Já era um prazo espichado, considerando-se o início de atividades do Juizado que não raras vezes liquidava uma causa em três meses – aliás uma determinação raramente cumprida desde a implantação do rito sumaríssimo – às vezes seis.
Mas atualmente já temos casos que regularmente passam de 2 anos, muitos parados e muitos se arrastando entre exceções e incidentes, provas e recursos – sem contar os casos vinculantes que de solução se tornaram tormentos porque passaram a fazer parte das “gavetas dos intermináveis”.
Se formos verificar, então, procedimentos de massa, como telecomunicações e aviação aérea, o caos está muito próximo dos maus tempos se é que já não passou.
Bem já me parece ser o caso de medidas, pensadas, claro, mas extremas, e me parece o caso ser merecedor de reflexão imediata e ações antes que piore e fique incontornável.
Vejo incontáveis eventos reunindo diversos setores da sociedade e o Judiciário sobre assuntos de toda ordem e natureza. São ótimos estes debates. Mas não vejo interesse maior em discutir esta lerdeza com que o Judiciário está se movendo e que entendo ser preocupante ainda mais numa época que já não interessa mais a ninguém esta demora, seja credor seja devedor.
O Judiciário passa a desagradar Gregos e Troianos.
Não existe justiça na lentidão.
Tanto ou mais que a nova Lei do Seguro, pra ficar no setor, esta questão é fundamental para que haja velocidade, paz e segurança nos litígios e precisa ser debatida. Sem pressão nada acontece.

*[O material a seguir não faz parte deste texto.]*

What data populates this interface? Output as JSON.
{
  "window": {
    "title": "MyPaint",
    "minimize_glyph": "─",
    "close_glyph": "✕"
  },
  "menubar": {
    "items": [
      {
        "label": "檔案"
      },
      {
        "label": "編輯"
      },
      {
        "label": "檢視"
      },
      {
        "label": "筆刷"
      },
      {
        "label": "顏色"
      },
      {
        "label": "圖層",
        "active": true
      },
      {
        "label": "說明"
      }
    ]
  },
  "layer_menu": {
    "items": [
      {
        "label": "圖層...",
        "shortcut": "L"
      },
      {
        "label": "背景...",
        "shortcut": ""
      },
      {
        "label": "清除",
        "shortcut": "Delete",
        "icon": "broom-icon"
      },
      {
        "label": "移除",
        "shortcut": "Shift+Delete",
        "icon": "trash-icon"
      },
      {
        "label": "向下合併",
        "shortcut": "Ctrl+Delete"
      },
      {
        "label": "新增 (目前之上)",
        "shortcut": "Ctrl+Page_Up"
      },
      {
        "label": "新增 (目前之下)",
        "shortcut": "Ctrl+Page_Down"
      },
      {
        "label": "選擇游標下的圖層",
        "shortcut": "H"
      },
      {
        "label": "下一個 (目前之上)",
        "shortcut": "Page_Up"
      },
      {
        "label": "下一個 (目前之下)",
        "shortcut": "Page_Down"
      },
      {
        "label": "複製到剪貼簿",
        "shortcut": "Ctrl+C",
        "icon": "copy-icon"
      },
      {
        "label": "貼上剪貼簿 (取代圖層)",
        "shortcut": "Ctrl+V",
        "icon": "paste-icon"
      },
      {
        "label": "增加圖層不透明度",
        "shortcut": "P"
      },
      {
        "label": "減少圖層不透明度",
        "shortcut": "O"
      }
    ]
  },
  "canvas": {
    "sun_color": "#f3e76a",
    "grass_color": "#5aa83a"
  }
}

Como fazer isso e orçamento para tal?
Senhores somos bombardeados todos os dias com notícias de gastos multimilionários de penduricalhos distribuídos na magistratura.
Um vexame, uma vergonha, um escárnio.
A questão chegou no STJ e está sendo cassada a prática dos penduricalhos.
Bem, que se use esta milionária economia que será feita e se destine para um projeto de regularização desta imensa morosidade jurisdicional.
Não soluciona mas ajuda. É o mínimo!